Facing federal funding cuts, local housing authorities are asking state lawmakers to help fund a key assistance program that helps thousands of Vermonters pay the rent.
Five of the nine public housing authorities that administer federal Section 8 housing vouchers in Vermont anticipate a budget shortfall totaling over $1 million in December, according to a presentation Kathleen Berk, executive director of the Vermont State Housing Authority, gave to lawmakers on Wednesday.
“Simply put, there’s not enough money in the checkbook to make housing assistance payments for all households that are currently enrolled in the program,” Berk said in a subsequent interview.
The shortfall comes even after the local housing authorities tried to curtail spending. In January, Burlington Housing Authority suspended vouchers from people who were searching for a place to use them and vowed to give tenants who violated the rules fewer second chances before rescinding their rental aid. In May, the Vermont State Housing Authority stopped issuing new vouchers off its lengthy waitlist, effectively shelving vouchers after people gave them up.
Those measures were not enough to get the housing authorities within their budget authority set by Congress, however.
As Vermont faces steep housing costs and persistently high levels of homelessness, federal housing vouchers play a crucial role in sustaining housing for low-income people who can’t afford market-rate rents. Voucher recipients pay a third of their income toward rent; a local agency administering the federal program pays for the rest. The vouchers offer one of the few avenues out of homelessness for the thousands of Vermonters sleeping in shelters, motels and outdoors.
The housing authorities have no plans to rescind vouchers to make up the budget gap, Berk said — at least for now.

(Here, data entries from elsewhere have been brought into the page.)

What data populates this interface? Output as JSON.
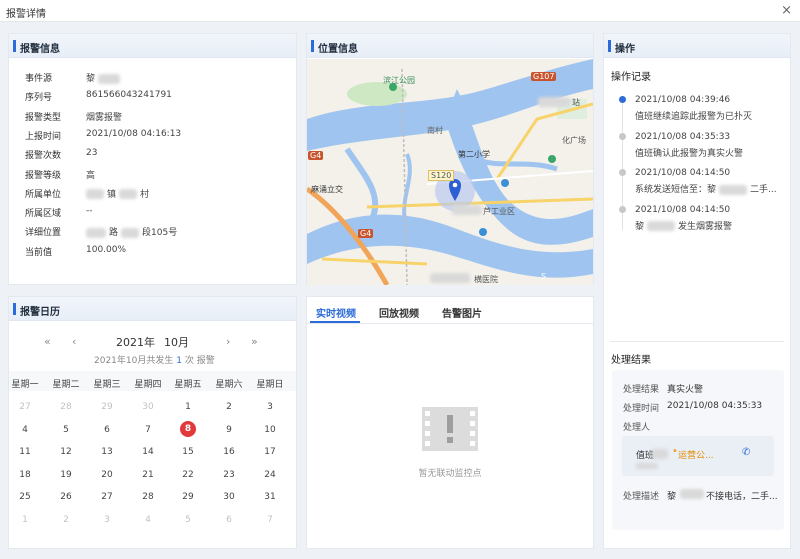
{
  "window": {
    "title": "报警详情",
    "close_icon": "×"
  },
  "info_panel": {
    "title": "报警信息",
    "rows": [
      {
        "key": "事件源",
        "value": "黎"
      },
      {
        "key": "序列号",
        "value": "861566043241791"
      },
      {
        "key": "报警类型",
        "value": "烟雾报警"
      },
      {
        "key": "上报时间",
        "value": "2021/10/08 04:16:13"
      },
      {
        "key": "报警次数",
        "value": "23"
      },
      {
        "key": "报警等级",
        "value": "高"
      },
      {
        "key": "所属单位",
        "value": "镇",
        "value2": "村"
      },
      {
        "key": "所属区域",
        "value": "--"
      },
      {
        "key": "详细位置",
        "value": "路",
        "value2": "段105号"
      },
      {
        "key": "当前值",
        "value": "100.00%"
      }
    ]
  },
  "location_panel": {
    "title": "位置信息",
    "map_labels": {
      "park": "滨江公园",
      "g107": "G107",
      "station": "站",
      "plaza": "化广场",
      "school": "第二小学",
      "village": "南村",
      "s120": "S120",
      "g4a": "G4",
      "g4b": "G4",
      "masha": "麻涌立交",
      "industry": "芦工业区",
      "hospital": "横医院",
      "s": "S"
    }
  },
  "calendar_panel": {
    "title": "报警日历",
    "year": "2021年",
    "month": "10月",
    "summary_prefix": "2021年10月共发生",
    "summary_count": "1",
    "summary_suffix": "次 报警",
    "nav": {
      "prev_year": "«",
      "prev_month": "‹",
      "next_month": "›",
      "next_year": "»"
    },
    "weekdays": [
      "星期一",
      "星期二",
      "星期三",
      "星期四",
      "星期五",
      "星期六",
      "星期日"
    ],
    "weeks": [
      [
        "27",
        "28",
        "29",
        "30",
        "1",
        "2",
        "3"
      ],
      [
        "4",
        "5",
        "6",
        "7",
        "8",
        "9",
        "10"
      ],
      [
        "11",
        "12",
        "13",
        "14",
        "15",
        "16",
        "17"
      ],
      [
        "18",
        "19",
        "20",
        "21",
        "22",
        "23",
        "24"
      ],
      [
        "25",
        "26",
        "27",
        "28",
        "29",
        "30",
        "31"
      ],
      [
        "1",
        "2",
        "3",
        "4",
        "5",
        "6",
        "7"
      ]
    ],
    "selected": "8"
  },
  "video_panel": {
    "tabs": [
      "实时视频",
      "回放视频",
      "告警图片"
    ],
    "active_tab": 0,
    "empty_text": "暂无联动监控点"
  },
  "ops_panel": {
    "title": "操作",
    "records_title": "操作记录",
    "records": [
      {
        "time": "2021/10/08 04:39:46",
        "text": "值班继续追踪此报警为已扑灭",
        "active": true
      },
      {
        "time": "2021/10/08 04:35:33",
        "text": "值班确认此报警为真实火警",
        "active": false
      },
      {
        "time": "2021/10/08 04:14:50",
        "text": "系统发送短信至：黎",
        "text2": "二手...",
        "active": false
      },
      {
        "time": "2021/10/08 04:14:50",
        "text": "黎",
        "text2": "发生烟雾报警",
        "active": false
      }
    ],
    "result_title": "处理结果",
    "result": {
      "k1": "处理结果",
      "v1": "真实火警",
      "k2": "处理时间",
      "v2": "2021/10/08 04:35:33",
      "k3": "处理人",
      "handler_name": "值班",
      "handler_role": "运营公...",
      "k4": "处理描述",
      "v4": "黎",
      "v4b": "不接电话，二手..."
    },
    "accent": "#2c6bd8"
  }
}
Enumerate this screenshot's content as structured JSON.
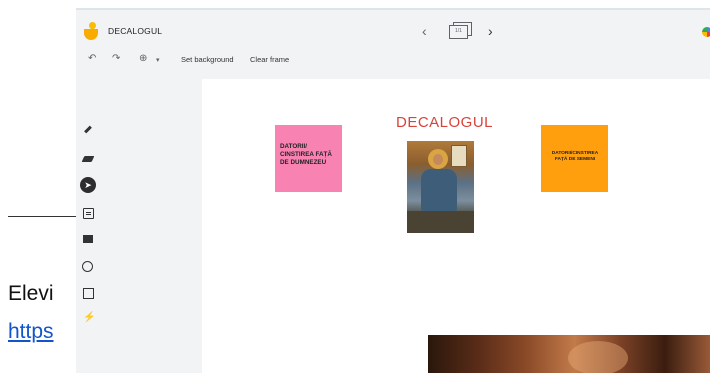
{
  "slide_behind": {
    "text_fragment": "Elevi",
    "link_fragment": "https"
  },
  "app": {
    "title": "DECALOGUL",
    "frame_counter": "1/1",
    "nav": {
      "prev_icon": "chevron-left-icon",
      "next_icon": "chevron-right-icon"
    },
    "toolbar": {
      "undo_icon": "undo-icon",
      "redo_icon": "redo-icon",
      "zoom_icon": "zoom-in-icon",
      "set_background_label": "Set background",
      "clear_frame_label": "Clear frame"
    },
    "tools": [
      "pen-icon",
      "eraser-icon",
      "select-icon",
      "sticky-note-icon",
      "image-icon",
      "circle-icon",
      "text-box-icon",
      "laser-icon"
    ]
  },
  "canvas": {
    "heading": "DECALOGUL",
    "note_left": {
      "text": "DATORII/ CINSTIREA FAȚĂ DE DUMNEZEU",
      "color": "#f883b3"
    },
    "note_right": {
      "text": "DATORII/CINSTIREA FAȚĂ DE SEMENI",
      "color": "#ff9f0e"
    }
  },
  "colors": {
    "heading": "#d8433a",
    "canvas": "#ffffff",
    "app_bg": "#f1f3f4"
  }
}
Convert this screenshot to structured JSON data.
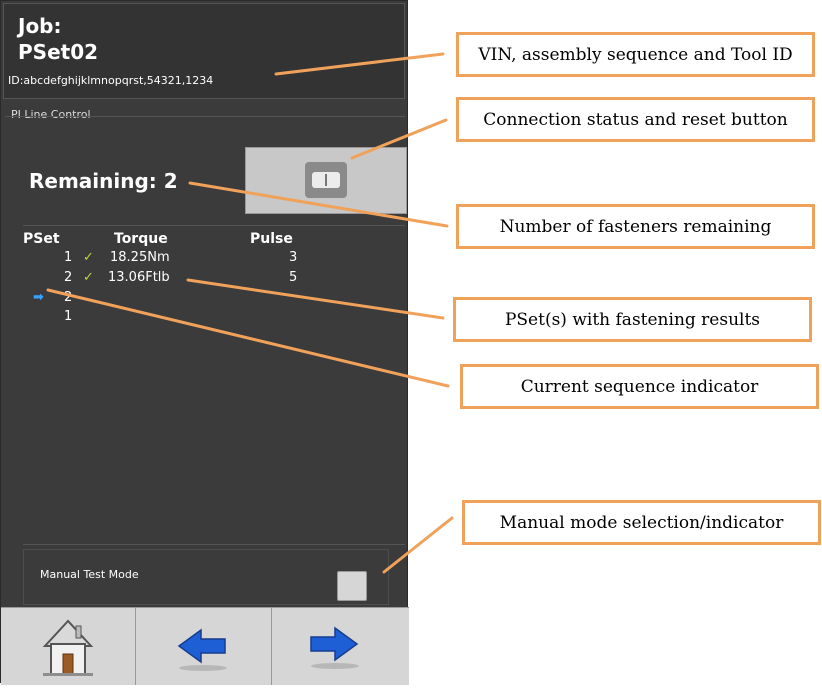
{
  "header": {
    "job_label": "Job:",
    "pset_name": "PSet02",
    "id_line": "ID:abcdefghijklmnopqrst,54321,1234"
  },
  "group": {
    "title": "PI Line Control"
  },
  "status": {
    "remaining_text": "Remaining: 2",
    "reset_icon": "plug-icon"
  },
  "results": {
    "columns": [
      "PSet",
      "Torque",
      "Pulse"
    ],
    "rows": [
      {
        "pset": "1",
        "torque": "18.25Nm",
        "pulse": "3",
        "ok": true
      },
      {
        "pset": "2",
        "torque": "13.06Ftlb",
        "pulse": "5",
        "ok": true
      },
      {
        "pset": "2",
        "torque": "",
        "pulse": "",
        "ok": false,
        "current": true
      },
      {
        "pset": "1",
        "torque": "",
        "pulse": "",
        "ok": false
      }
    ],
    "check_glyph": "✓",
    "current_glyph": "➡"
  },
  "manual": {
    "label": "Manual Test Mode",
    "checked": false
  },
  "nav": {
    "home_icon": "house-icon",
    "back_icon": "arrow-left-icon",
    "forward_icon": "arrow-right-icon"
  },
  "colors": {
    "panel_bg": "#3b3b3b",
    "callout_border": "#f0a15a",
    "check": "#b8d63a",
    "arrow_blue": "#1f5fd6"
  },
  "callouts": [
    "VIN, assembly sequence and Tool ID",
    "Connection status and reset button",
    "Number of fasteners remaining",
    "PSet(s) with fastening results",
    "Current sequence indicator",
    "Manual mode selection/indicator"
  ]
}
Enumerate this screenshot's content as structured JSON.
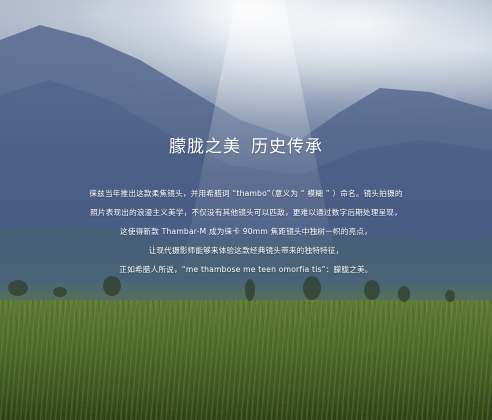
{
  "hero": {
    "title_part1": "朦胧之美",
    "title_part2": "历史传承",
    "lines": [
      "徕兹当年推出这款柔焦镜头，并用希腊词 “thambo”（意义为 “ 模糊 ” ）命名。镜头拍摄的",
      "照片表现出的浪漫主义美学，不仅没有其他镜头可以匹敌，更难以通过数字后期处理呈现，",
      "这使得新款 Thambar-M 成为徕卡 90mm 焦距镜头中独树一帜的亮点，",
      "让现代摄影师能够来体验这款经典镜头带来的独特特征，",
      "正如希腊人所说，“me thambose me teen omorfia tis”：朦胧之美。"
    ]
  },
  "colors": {
    "text": "#ffffff",
    "sky": "#7f90ab",
    "grass": "#4d6a2c"
  }
}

For the month of December, the Vermont State Housing Authority, the largest housing authority in the state, plans to pool administrative funds to cover its budget gap, Berk said. Burlington Housing Authority, the second largest, plans to do the same, and expects the U.S. Department of Housing and Urban Development might repay them with special shortfall assistance funding, said BHA director Steven Murray.

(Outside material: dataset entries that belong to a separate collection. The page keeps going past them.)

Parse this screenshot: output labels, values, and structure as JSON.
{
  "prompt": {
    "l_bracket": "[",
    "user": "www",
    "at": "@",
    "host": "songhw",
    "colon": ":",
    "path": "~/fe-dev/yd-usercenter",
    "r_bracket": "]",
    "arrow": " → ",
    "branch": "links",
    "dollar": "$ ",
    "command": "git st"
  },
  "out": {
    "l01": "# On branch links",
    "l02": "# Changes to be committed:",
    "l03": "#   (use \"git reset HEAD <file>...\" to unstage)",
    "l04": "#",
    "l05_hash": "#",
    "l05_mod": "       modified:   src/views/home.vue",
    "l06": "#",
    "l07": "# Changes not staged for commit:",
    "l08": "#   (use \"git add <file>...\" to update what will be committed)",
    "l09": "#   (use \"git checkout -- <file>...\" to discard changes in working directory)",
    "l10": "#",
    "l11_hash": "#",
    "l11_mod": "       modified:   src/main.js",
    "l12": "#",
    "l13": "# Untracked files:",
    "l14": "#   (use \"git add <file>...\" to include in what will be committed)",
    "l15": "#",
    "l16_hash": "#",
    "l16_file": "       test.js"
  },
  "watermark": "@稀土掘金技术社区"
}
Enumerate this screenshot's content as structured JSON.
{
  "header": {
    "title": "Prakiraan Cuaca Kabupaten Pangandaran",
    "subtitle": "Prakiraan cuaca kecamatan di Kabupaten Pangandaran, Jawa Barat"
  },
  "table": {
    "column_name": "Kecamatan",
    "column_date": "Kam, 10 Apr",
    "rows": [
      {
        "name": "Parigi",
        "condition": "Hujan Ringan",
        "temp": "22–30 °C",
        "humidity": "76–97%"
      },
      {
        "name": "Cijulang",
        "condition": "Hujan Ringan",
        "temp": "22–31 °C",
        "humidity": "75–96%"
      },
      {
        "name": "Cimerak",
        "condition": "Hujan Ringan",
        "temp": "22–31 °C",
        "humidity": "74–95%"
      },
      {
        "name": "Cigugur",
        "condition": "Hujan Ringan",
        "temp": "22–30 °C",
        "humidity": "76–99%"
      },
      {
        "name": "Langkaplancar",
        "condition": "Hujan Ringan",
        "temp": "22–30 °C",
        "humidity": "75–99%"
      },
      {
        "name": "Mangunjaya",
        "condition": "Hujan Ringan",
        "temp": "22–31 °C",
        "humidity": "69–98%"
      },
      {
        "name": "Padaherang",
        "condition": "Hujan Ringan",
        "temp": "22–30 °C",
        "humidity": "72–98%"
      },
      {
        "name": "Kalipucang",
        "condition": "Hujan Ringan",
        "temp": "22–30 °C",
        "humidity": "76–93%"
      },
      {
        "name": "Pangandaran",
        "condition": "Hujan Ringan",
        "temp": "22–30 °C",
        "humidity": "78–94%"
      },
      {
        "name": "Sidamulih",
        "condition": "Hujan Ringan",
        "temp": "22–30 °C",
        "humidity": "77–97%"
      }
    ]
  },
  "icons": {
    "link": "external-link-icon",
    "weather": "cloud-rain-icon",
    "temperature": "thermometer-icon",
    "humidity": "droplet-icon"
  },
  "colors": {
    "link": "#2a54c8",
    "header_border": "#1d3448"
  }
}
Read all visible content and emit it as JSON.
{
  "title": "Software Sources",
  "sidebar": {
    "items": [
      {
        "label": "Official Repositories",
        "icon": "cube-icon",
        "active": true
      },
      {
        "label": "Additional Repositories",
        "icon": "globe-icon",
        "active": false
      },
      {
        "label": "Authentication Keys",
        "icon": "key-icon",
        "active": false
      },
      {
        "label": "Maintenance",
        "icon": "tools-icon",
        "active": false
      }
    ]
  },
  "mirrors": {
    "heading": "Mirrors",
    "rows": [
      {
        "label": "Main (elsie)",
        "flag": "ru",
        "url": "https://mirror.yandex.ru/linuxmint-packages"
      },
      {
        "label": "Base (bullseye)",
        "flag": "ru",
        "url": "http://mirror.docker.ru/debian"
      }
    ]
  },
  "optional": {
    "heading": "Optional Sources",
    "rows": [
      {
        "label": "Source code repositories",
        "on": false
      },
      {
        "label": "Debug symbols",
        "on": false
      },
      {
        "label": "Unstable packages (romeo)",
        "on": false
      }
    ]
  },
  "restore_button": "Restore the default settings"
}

A more dire situation could follow after the turn of the year, if Congress fails to pass a spending package. Public housing authorities are only funded through the end of 2025, Berk said. If the housing authorities do not have a budget by Jan. 1, they will not be able to make payments, she said. Berk doesn’t anticipate that situation to come to pass, however; she expects Congress to pass a short-term spending bill and for the federal government to reopen before that point, she said.
Instead, she asked lawmakers to help staunch the slow bleed of Vermont’s voucher rolls with a one-time funding injection next year.
The federal government bases future years’ Section 8 voucher funding on past years’ spending by local housing authorities. That means as Vermont’s housing authorities cut vouchers this year, they’ll likely see reduced funding levels next year, leading to a “downward spiral” in the number of vouchers available to Vermonters, Berk told lawmakers.
The ask: an $18 million investment by the state to intervene on that spiral and fund 1,233 housing vouchers, maxing out Vermont’s voucher ceiling that’s currently authorized by the feds.
Berk hopes Vermont lawmakers will pass such a funding bill soon after the Legislature reconvenes in January.
The chairs of the House and Senate committees on housing said they need to clarify exactly what the housing authorities need to stay afloat before committing to advocating for state funding for Section 8 vouchers. But they said they recognize they need to act.
“I think there is a growing consensus that… we have to use state funds to see if we can stop or slow this downward spiral loss of Section 8 vouchers,” said Rep. Marc Mihaly, D-Calais, chair of the House Committee on General and Housing.
If that loss isn’t stemmed, advocates fear Vermont will have fewer and fewer chances to transition people out of homelessness.
“If we have many less vouchers, moving people from being unhoused into housing is going to become nearly impossible,” said Gus Seelig, director of the Vermont Housing and Conservation Board.